On paper, it seems giving an undocumented resident a license primarily reserved for a U.S. citizen is a slap in the face to law-abiding Americans, but a bit of historical perspective is warranted. Foreigners routinely have driven legally in this state and country; college students from overseas have for years without incident.

The argument that the roads will be unsafe is patently wrong: The roads will be safer, because those who want to obtain a license will get the necessary training and take the DMV test to assure that are versed in the fundamentals.

The argument that terrorists will be able to move around the country more easily is a silly one; the radical extreme groups that wish to cause carnage on U.S. soil have a wealth of believers to carryout their dastardly deeds — they merely have to choose those among their ranks who are already licensed. We suspect there are plenty.

The main reason to champion this proposal is a humane one: these are our neighbors, our co-workers. The primary beneficiaries, of Latino descent, have proven themselves again and again to be diligent, hard-working members of the community with deep ties to the schools and churches and a real desire to participate in the process.

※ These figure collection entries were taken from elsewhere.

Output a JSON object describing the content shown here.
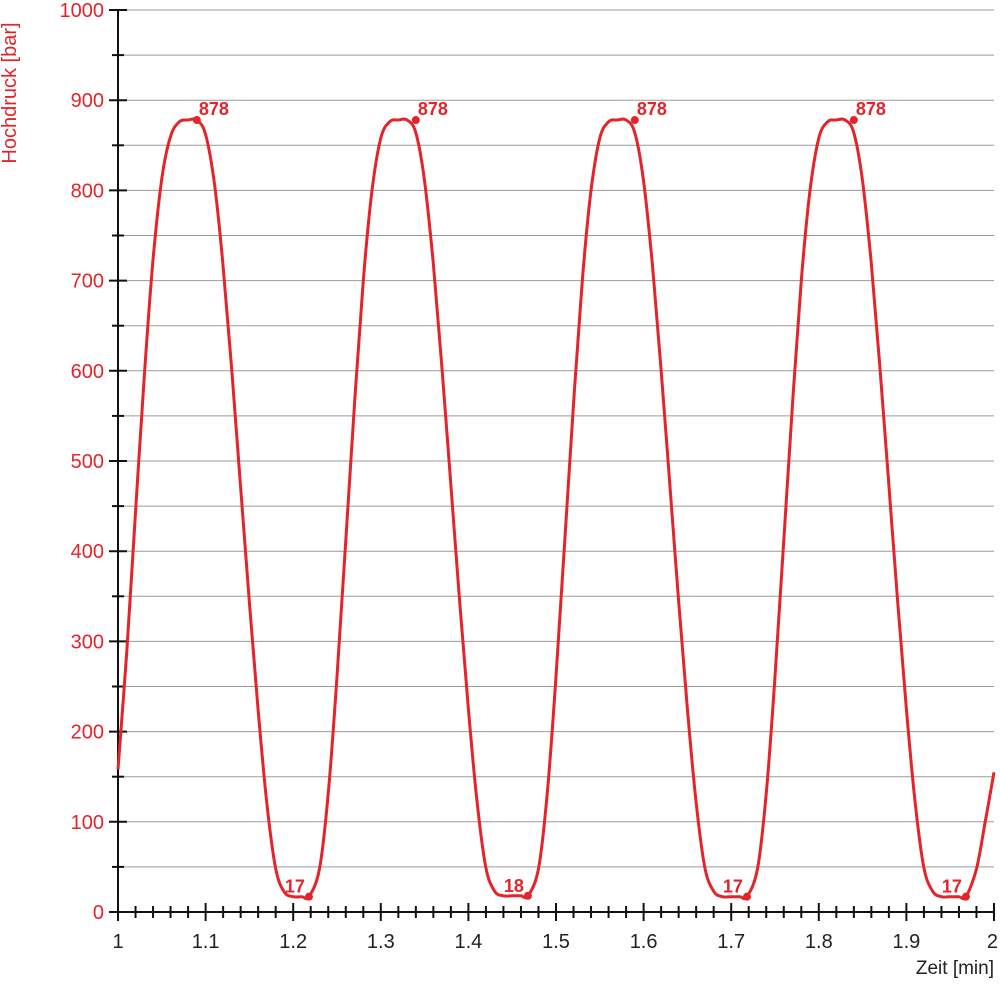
{
  "chart_data": {
    "type": "line",
    "title": "",
    "xlabel": "Zeit [min]",
    "ylabel": "Hochdruck [bar]",
    "xlim": [
      1,
      2
    ],
    "ylim": [
      0,
      1000
    ],
    "x_ticks": [
      "1",
      "1.1",
      "1.2",
      "1.3",
      "1.4",
      "1.5",
      "1.6",
      "1.7",
      "1.8",
      "1.9",
      "2"
    ],
    "y_ticks": [
      "0",
      "100",
      "200",
      "300",
      "400",
      "500",
      "600",
      "700",
      "800",
      "900",
      "1000"
    ],
    "grid": true,
    "colors": {
      "series": "#e3242b",
      "grid": "#9a9a9a",
      "axis": "#111111"
    },
    "series": [
      {
        "name": "",
        "x": [
          1.0,
          1.01,
          1.02,
          1.03,
          1.04,
          1.05,
          1.06,
          1.07,
          1.08,
          1.09,
          1.1,
          1.11,
          1.12,
          1.13,
          1.14,
          1.15,
          1.16,
          1.17,
          1.18,
          1.19,
          1.2,
          1.21,
          1.218,
          1.23,
          1.24,
          1.25,
          1.26,
          1.27,
          1.28,
          1.29,
          1.3,
          1.31,
          1.32,
          1.33,
          1.34,
          1.35,
          1.36,
          1.37,
          1.38,
          1.39,
          1.4,
          1.41,
          1.42,
          1.43,
          1.44,
          1.45,
          1.46,
          1.468,
          1.48,
          1.49,
          1.5,
          1.51,
          1.52,
          1.53,
          1.54,
          1.55,
          1.56,
          1.57,
          1.58,
          1.59,
          1.6,
          1.61,
          1.62,
          1.63,
          1.64,
          1.65,
          1.66,
          1.67,
          1.68,
          1.69,
          1.7,
          1.71,
          1.718,
          1.73,
          1.74,
          1.75,
          1.76,
          1.77,
          1.78,
          1.79,
          1.8,
          1.81,
          1.82,
          1.83,
          1.84,
          1.85,
          1.86,
          1.87,
          1.88,
          1.89,
          1.9,
          1.91,
          1.92,
          1.93,
          1.94,
          1.95,
          1.96,
          1.968,
          1.98,
          1.99,
          2.0
        ],
        "y": [
          158,
          289,
          443,
          594,
          723,
          813,
          860,
          876,
          878,
          878,
          862,
          808,
          716,
          599,
          471,
          343,
          223,
          120,
          48,
          22,
          17,
          17,
          17,
          48,
          131,
          261,
          412,
          563,
          700,
          800,
          858,
          876,
          878,
          878,
          864,
          810,
          718,
          601,
          473,
          345,
          225,
          121,
          49,
          23,
          18,
          18,
          18,
          18,
          48,
          131,
          261,
          412,
          563,
          700,
          800,
          858,
          876,
          878,
          878,
          864,
          810,
          718,
          601,
          473,
          345,
          225,
          121,
          49,
          23,
          17,
          17,
          17,
          17,
          48,
          131,
          261,
          412,
          563,
          700,
          800,
          858,
          876,
          878,
          878,
          864,
          810,
          718,
          601,
          473,
          345,
          225,
          121,
          49,
          23,
          17,
          17,
          17,
          17,
          48,
          100,
          155
        ]
      }
    ],
    "annotations": [
      {
        "x": 1.09,
        "y": 878,
        "text": "878",
        "anchor": "right"
      },
      {
        "x": 1.34,
        "y": 878,
        "text": "878",
        "anchor": "right"
      },
      {
        "x": 1.59,
        "y": 878,
        "text": "878",
        "anchor": "right"
      },
      {
        "x": 1.84,
        "y": 878,
        "text": "878",
        "anchor": "right"
      },
      {
        "x": 1.218,
        "y": 17,
        "text": "17",
        "anchor": "left"
      },
      {
        "x": 1.468,
        "y": 18,
        "text": "18",
        "anchor": "left"
      },
      {
        "x": 1.718,
        "y": 17,
        "text": "17",
        "anchor": "left"
      },
      {
        "x": 1.968,
        "y": 17,
        "text": "17",
        "anchor": "left"
      }
    ]
  }
}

The fact they are undocumented is unfortunate; the fact that they are among us overrides that. Their path to citizenship can best be served by allowing them the tools to achieve their goals, and that means driving to work, being able to pick the kids up at school, and scheduling out-of-town doctors’ appointments.

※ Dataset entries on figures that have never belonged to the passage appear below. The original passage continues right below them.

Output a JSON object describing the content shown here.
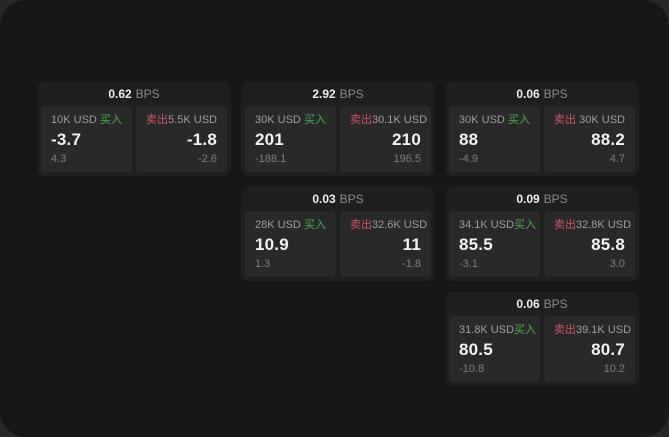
{
  "theme": {
    "backdrop": "#272727",
    "window_bg": "#171717",
    "card_bg": "#1f1f1f",
    "panel_bg": "#292929",
    "buy_color": "#4caf50",
    "sell_color": "#cd5368"
  },
  "labels": {
    "bps_unit": "BPS",
    "buy": "买入",
    "sell": "卖出"
  },
  "cards": [
    {
      "col": 1,
      "row": 1,
      "bps": "0.62",
      "buy": {
        "amount": "10K USD",
        "price": "-3.7",
        "delta": "4.3"
      },
      "sell": {
        "amount": "5.5K USD",
        "price": "-1.8",
        "delta": "-2.6"
      }
    },
    {
      "col": 2,
      "row": 1,
      "bps": "2.92",
      "buy": {
        "amount": "30K USD",
        "price": "201",
        "delta": "-188.1"
      },
      "sell": {
        "amount": "30.1K USD",
        "price": "210",
        "delta": "196.5"
      }
    },
    {
      "col": 3,
      "row": 1,
      "bps": "0.06",
      "buy": {
        "amount": "30K USD",
        "price": "88",
        "delta": "-4.9"
      },
      "sell": {
        "amount": "30K USD",
        "price": "88.2",
        "delta": "4.7"
      }
    },
    {
      "col": 2,
      "row": 2,
      "bps": "0.03",
      "buy": {
        "amount": "28K USD",
        "price": "10.9",
        "delta": "1.3"
      },
      "sell": {
        "amount": "32.6K USD",
        "price": "11",
        "delta": "-1.8"
      }
    },
    {
      "col": 3,
      "row": 2,
      "bps": "0.09",
      "buy": {
        "amount": "34.1K USD",
        "price": "85.5",
        "delta": "-3.1"
      },
      "sell": {
        "amount": "32.8K USD",
        "price": "85.8",
        "delta": "3.0"
      }
    },
    {
      "col": 3,
      "row": 3,
      "bps": "0.06",
      "buy": {
        "amount": "31.8K USD",
        "price": "80.5",
        "delta": "-10.8"
      },
      "sell": {
        "amount": "39.1K USD",
        "price": "80.7",
        "delta": "10.2"
      }
    }
  ]
}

Many other states already license undocumented workers. It was legal in New York until after 9-11. There is significant opposition, mostly along party lines, which is unfortunate. This is not a political issue, but a humanitarian one.

One provision that should be tweaked disallows the federal government — read ICE agents — from using information obtained in the licensing process. Once again, New York, in its desire to play politics, drops the ball on this. Agents on the trail of suspected or convicted violent felons need all the information available and should be able to access files as needed. We are not seeking to condone criminals, we are seeking a better life for our law-abiding neighbors.